MARUYAMA: Ma famille japonaise était bien sûr très heureuse que je commence à découvrir et à explorer cette partie de ma personnalité. La première fois que j’ai joué en live, c’était bizarre. C’était encore avec les masques et mon père a tout filmé. Mon père et ma grand-mère sont venus me voir à Tokyo et à Nagoya, mais j’ai été plus que ravie de voir des gens de tous âges. Je me souviens d’une femme qui est venue me demander un autographe pour sa fille de six ans.
Avez-vous un morceau préféré ?
WOUTERS: Ça varie d’un jour à l’autre, mais aujourd’hui, c’est ‘Ichibansen’, qui est un peu plus calme.
MARUYAMA: Cool ! C’est la chanson la plus personnelle de l’album. J’y parle de l’envie que l’on ressent, en tant qu’enfant de divorcés, d’accorder la même attention à ses deux parents. Mais dans mon cas, évidemment, avec un père qui est à 12 heures d’avion, c’était pas facile. Je ne lui ai pas encore envoyé le résultat, mais émotionnellement, il va l’entendre à fond. J’ai aussi intégré sa voix, que j’avais enregistrée lors de nos nombreuses conversations à la table de sa cuisine. D’ailleurs, ma chanson préférée est ‘Up & Down’.
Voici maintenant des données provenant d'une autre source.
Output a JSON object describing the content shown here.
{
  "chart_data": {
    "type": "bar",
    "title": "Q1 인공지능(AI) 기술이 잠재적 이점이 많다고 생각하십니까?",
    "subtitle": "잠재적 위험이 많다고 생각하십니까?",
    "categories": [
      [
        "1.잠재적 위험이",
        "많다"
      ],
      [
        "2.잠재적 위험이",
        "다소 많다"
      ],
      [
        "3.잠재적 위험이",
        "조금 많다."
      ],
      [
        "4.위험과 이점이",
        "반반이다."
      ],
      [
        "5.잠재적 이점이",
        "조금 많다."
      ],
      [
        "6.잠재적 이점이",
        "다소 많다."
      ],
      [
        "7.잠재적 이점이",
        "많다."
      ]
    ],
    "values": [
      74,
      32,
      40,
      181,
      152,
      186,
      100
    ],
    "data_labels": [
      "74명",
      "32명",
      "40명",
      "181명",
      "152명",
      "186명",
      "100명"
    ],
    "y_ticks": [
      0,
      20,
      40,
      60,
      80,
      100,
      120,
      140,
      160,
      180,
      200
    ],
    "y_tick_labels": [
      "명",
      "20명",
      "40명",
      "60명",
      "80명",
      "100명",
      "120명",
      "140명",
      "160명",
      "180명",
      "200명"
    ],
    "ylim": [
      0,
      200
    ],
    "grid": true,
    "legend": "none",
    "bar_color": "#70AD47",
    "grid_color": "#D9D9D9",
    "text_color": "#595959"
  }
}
WOUTERS: Notre chanson sportive ! On s’est bien marrés en la faisant : on a augmenté le tempo jusqu’à ce que l’on ne puisse plus accélérer.
MARUYAMA: On était survoltés. Après l’enregistrement, on était cramés. Vous pouvez imaginer à quel point on est impatients de jouer ce morceau en live.
Charlotte Adigéry et Bolis Pupul, proches de vous par l’esprit et le genre, accompagnent leur œuvre d’un engagement social. C’est aussi votre truc ?
WOUTERS: On ne le fait pas délibérément, ou pas encore. C’est un choix. Notre musique n’est pas là pour soulever des questions. C’est un safe space et un exutoire où le principal est de s’amuser.
MARUYAMA: Nous avons beaucoup de respect pour ce que font Charlotte et Boris (Zeebroek, NDLR). D’une certaine façon, nous joignons nos expériences, comme eux. Il s’agirait alors plutôt de mon autre vie, de mon demi-être et de ma lutte avec la langue.